PM Orbán: Countries must purchase as many coronavirus vaccines as possible
PM Orbán said that in a pandemic, a politician’s job was to take responsibility and protect the health and lives of his country’s citizens.
The prime minister said countries must quickly purchase as many coronavirus vaccines as possible, regardless of whether they come from the East or the West.
During an interview with German news portal Focus Online, when asked about Hungary’s decision to buy Russia’s Sputnik V vaccine, Prime Minister Viktor Orbán said that in a pandemic, a politician’s job was to take responsibility and protect the health and lives of his country’s citizens. He said there were no “Eastern or Western vaccines”; only good or bad ones. When the Hungarian authorities conclude that a vaccine is safe and effective, they authorise it, he added. “From that point on, to me, a vaccine that has been granted authorization is a Hungarian vaccine I can use to save the lives of my compatriots,” PM Orbán said.
According to MTI, the prime minister said it was possible to treat the procurement of vaccines and the tense relations between the European Union and Russia as separate issues. He underscored that human life and the protection of health took precedence over political, including geopolitical considerations.
“Looking at it objectively, it’s clear that the eastern part of Europe developed a vaccination culture during the communist era which led to eastern Europe eradicating the polio virus a lot sooner than western Europe, where the Russian vaccine was not adopted for ideological reasons,” PM Orbán said.
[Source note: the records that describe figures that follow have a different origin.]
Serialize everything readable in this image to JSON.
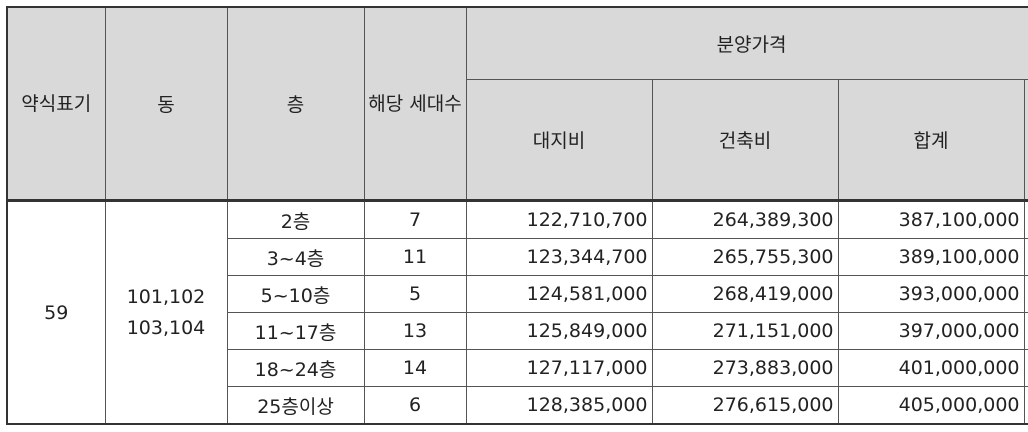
{
  "table": {
    "headers": {
      "model": "약식표기",
      "building": "동",
      "floor": "층",
      "units": "해당 세대수",
      "price_group": "분양가격",
      "land": "대지비",
      "construction": "건축비",
      "total": "합계"
    },
    "model_value": "59",
    "building_values": [
      "101,102",
      "103,104"
    ],
    "rows": [
      {
        "floor": "2층",
        "units": "7",
        "land": "122,710,700",
        "construction": "264,389,300",
        "total": "387,100,000"
      },
      {
        "floor": "3~4층",
        "units": "11",
        "land": "123,344,700",
        "construction": "265,755,300",
        "total": "389,100,000"
      },
      {
        "floor": "5~10층",
        "units": "5",
        "land": "124,581,000",
        "construction": "268,419,000",
        "total": "393,000,000"
      },
      {
        "floor": "11~17층",
        "units": "13",
        "land": "125,849,000",
        "construction": "271,151,000",
        "total": "397,000,000"
      },
      {
        "floor": "18~24층",
        "units": "14",
        "land": "127,117,000",
        "construction": "273,883,000",
        "total": "401,000,000"
      },
      {
        "floor": "25층이상",
        "units": "6",
        "land": "128,385,000",
        "construction": "276,615,000",
        "total": "405,000,000"
      }
    ]
  }
}
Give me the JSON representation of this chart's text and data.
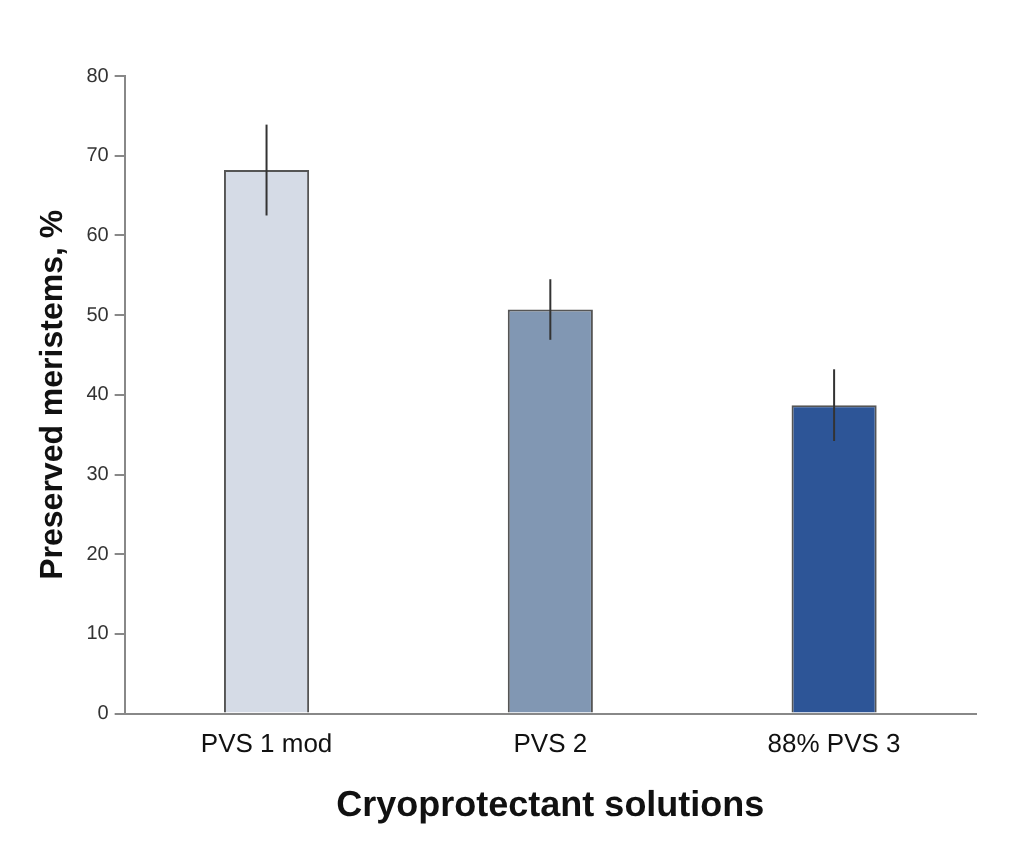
{
  "chart_data": {
    "type": "bar",
    "xlabel": "Cryoprotectant solutions",
    "ylabel": "Preserved meristems, %",
    "categories": [
      "PVS 1 mod",
      "PVS 2",
      "88% PVS 3"
    ],
    "values": [
      68.2,
      50.7,
      38.7
    ],
    "errors": [
      5.7,
      3.8,
      4.5
    ],
    "colors": [
      "#d5dbe6",
      "#8197b3",
      "#2d5597"
    ],
    "ylim": [
      0,
      80
    ],
    "yticks": [
      0,
      10,
      20,
      30,
      40,
      50,
      60,
      70,
      80
    ],
    "grid": false
  }
}
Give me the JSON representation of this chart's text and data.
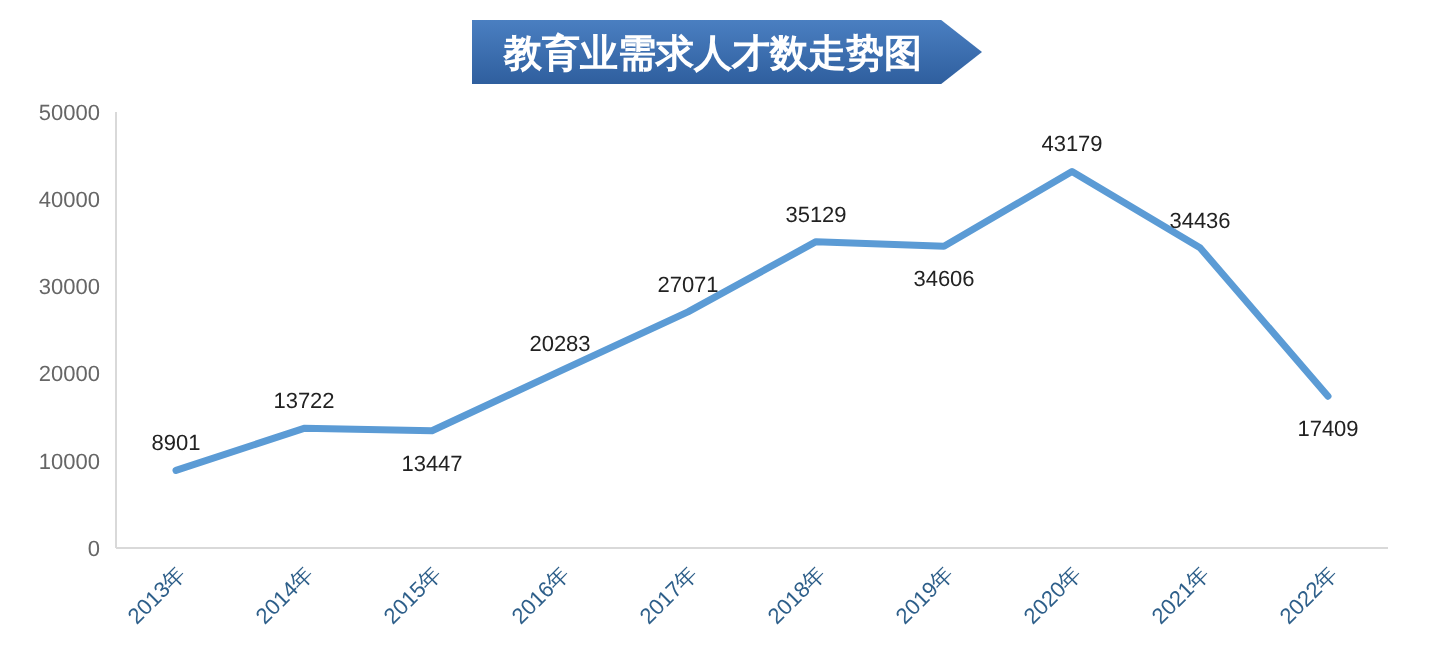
{
  "chart_data": {
    "type": "line",
    "title": "教育业需求人才数走势图",
    "categories": [
      "2013年",
      "2014年",
      "2015年",
      "2016年",
      "2017年",
      "2018年",
      "2019年",
      "2020年",
      "2021年",
      "2022年"
    ],
    "series": [
      {
        "color": "#5b9bd5",
        "values": [
          8901,
          13722,
          13447,
          20283,
          27071,
          35129,
          34606,
          43179,
          34436,
          17409
        ]
      }
    ],
    "ylim": [
      0,
      50000
    ],
    "yticks": [
      0,
      10000,
      20000,
      30000,
      40000,
      50000
    ],
    "grid": false,
    "legend": false,
    "marker": "none",
    "line_style": "solid",
    "data_labels": true
  }
}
When asked about the European Union’s centralized vaccine procurement program, PM Orbán said it had become clear that “this was the wrong decision.” The United States, Britain, Israel and even Serbia “are well ahead of us EU member states”, he said, adding at the same time that it was now “too late” to change course and “complaining is pointless”. “Let the European Commission do what it has to do,” PM Orbán said. “We won’t get in its way and we’ll support it wherever we can, but out of responsibility for our people, we’ll exercise our national competences.”
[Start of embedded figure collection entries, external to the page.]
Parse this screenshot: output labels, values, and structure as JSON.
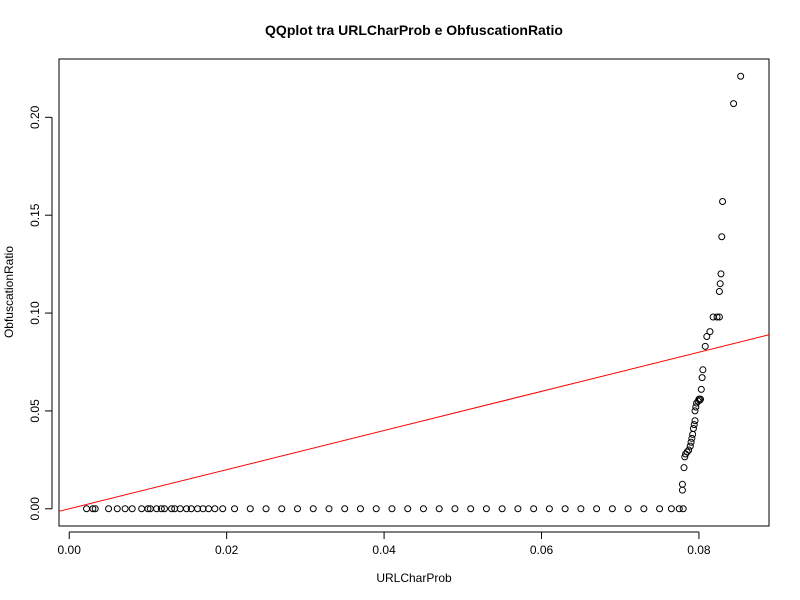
{
  "chart_data": {
    "type": "scatter",
    "title": "QQplot tra URLCharProb e ObfuscationRatio",
    "xlabel": "URLCharProb",
    "ylabel": "ObfuscationRatio",
    "xlim": [
      -0.0013,
      0.0889
    ],
    "ylim": [
      -0.0088,
      0.2298
    ],
    "x_ticks": [
      {
        "value": 0.0,
        "label": "0.00"
      },
      {
        "value": 0.02,
        "label": "0.02"
      },
      {
        "value": 0.04,
        "label": "0.04"
      },
      {
        "value": 0.06,
        "label": "0.06"
      },
      {
        "value": 0.08,
        "label": "0.08"
      }
    ],
    "y_ticks": [
      {
        "value": 0.0,
        "label": "0.00"
      },
      {
        "value": 0.05,
        "label": "0.05"
      },
      {
        "value": 0.1,
        "label": "0.10"
      },
      {
        "value": 0.15,
        "label": "0.15"
      },
      {
        "value": 0.2,
        "label": "0.20"
      }
    ],
    "grid": false,
    "reference_line": {
      "intercept": 0,
      "slope": 1,
      "color": "#ff0000"
    },
    "point_color": "#000000",
    "points": [
      [
        0.0022,
        0.0
      ],
      [
        0.003,
        0.0
      ],
      [
        0.0033,
        0.0
      ],
      [
        0.005,
        0.0
      ],
      [
        0.0061,
        0.0
      ],
      [
        0.0071,
        0.0
      ],
      [
        0.008,
        0.0
      ],
      [
        0.0092,
        0.0
      ],
      [
        0.01,
        0.0
      ],
      [
        0.0103,
        0.0
      ],
      [
        0.0111,
        0.0
      ],
      [
        0.0117,
        0.0
      ],
      [
        0.0121,
        0.0
      ],
      [
        0.013,
        0.0
      ],
      [
        0.0134,
        0.0
      ],
      [
        0.0141,
        0.0
      ],
      [
        0.0149,
        0.0
      ],
      [
        0.0155,
        0.0
      ],
      [
        0.0163,
        0.0
      ],
      [
        0.017,
        0.0
      ],
      [
        0.0177,
        0.0
      ],
      [
        0.0185,
        0.0
      ],
      [
        0.0195,
        0.0
      ],
      [
        0.021,
        0.0
      ],
      [
        0.023,
        0.0
      ],
      [
        0.025,
        0.0
      ],
      [
        0.027,
        0.0
      ],
      [
        0.029,
        0.0
      ],
      [
        0.031,
        0.0
      ],
      [
        0.033,
        0.0
      ],
      [
        0.035,
        0.0
      ],
      [
        0.037,
        0.0
      ],
      [
        0.039,
        0.0
      ],
      [
        0.041,
        0.0
      ],
      [
        0.043,
        0.0
      ],
      [
        0.045,
        0.0
      ],
      [
        0.047,
        0.0
      ],
      [
        0.049,
        0.0
      ],
      [
        0.051,
        0.0
      ],
      [
        0.053,
        0.0
      ],
      [
        0.055,
        0.0
      ],
      [
        0.057,
        0.0
      ],
      [
        0.059,
        0.0
      ],
      [
        0.061,
        0.0
      ],
      [
        0.063,
        0.0
      ],
      [
        0.065,
        0.0
      ],
      [
        0.067,
        0.0
      ],
      [
        0.069,
        0.0
      ],
      [
        0.071,
        0.0
      ],
      [
        0.073,
        0.0
      ],
      [
        0.075,
        0.0
      ],
      [
        0.0765,
        0.0
      ],
      [
        0.0775,
        0.0
      ],
      [
        0.078,
        0.0
      ],
      [
        0.0779,
        0.0095
      ],
      [
        0.0779,
        0.0125
      ],
      [
        0.0781,
        0.021
      ],
      [
        0.0782,
        0.0265
      ],
      [
        0.0783,
        0.028
      ],
      [
        0.0785,
        0.029
      ],
      [
        0.0787,
        0.03
      ],
      [
        0.0789,
        0.032
      ],
      [
        0.079,
        0.034
      ],
      [
        0.0791,
        0.036
      ],
      [
        0.0792,
        0.038
      ],
      [
        0.0793,
        0.041
      ],
      [
        0.0794,
        0.043
      ],
      [
        0.0795,
        0.045
      ],
      [
        0.0795,
        0.05
      ],
      [
        0.0796,
        0.052
      ],
      [
        0.0797,
        0.054
      ],
      [
        0.0799,
        0.055
      ],
      [
        0.08,
        0.056
      ],
      [
        0.0801,
        0.0555
      ],
      [
        0.0802,
        0.056
      ],
      [
        0.0803,
        0.061
      ],
      [
        0.0804,
        0.067
      ],
      [
        0.0805,
        0.071
      ],
      [
        0.0808,
        0.083
      ],
      [
        0.081,
        0.088
      ],
      [
        0.0814,
        0.0905
      ],
      [
        0.0818,
        0.098
      ],
      [
        0.0823,
        0.098
      ],
      [
        0.0826,
        0.098
      ],
      [
        0.0826,
        0.111
      ],
      [
        0.0827,
        0.115
      ],
      [
        0.0828,
        0.12
      ],
      [
        0.0829,
        0.139
      ],
      [
        0.083,
        0.157
      ],
      [
        0.0844,
        0.207
      ],
      [
        0.0853,
        0.221
      ]
    ]
  }
}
Finally, when asked why he did not consider Hungary to be bound by the EU decision on vaccine procurement, PM Orbán said: “Brussels follows its own logic. It doesn’t take into consideration the importance of the time factor and is too slow to issue approvals and doesn’t appear to be talking to suppliers from a position of strength.” However, EU regulations do not bar member states from acting on their own, and the Hungarian government has taken advantage of this, he said.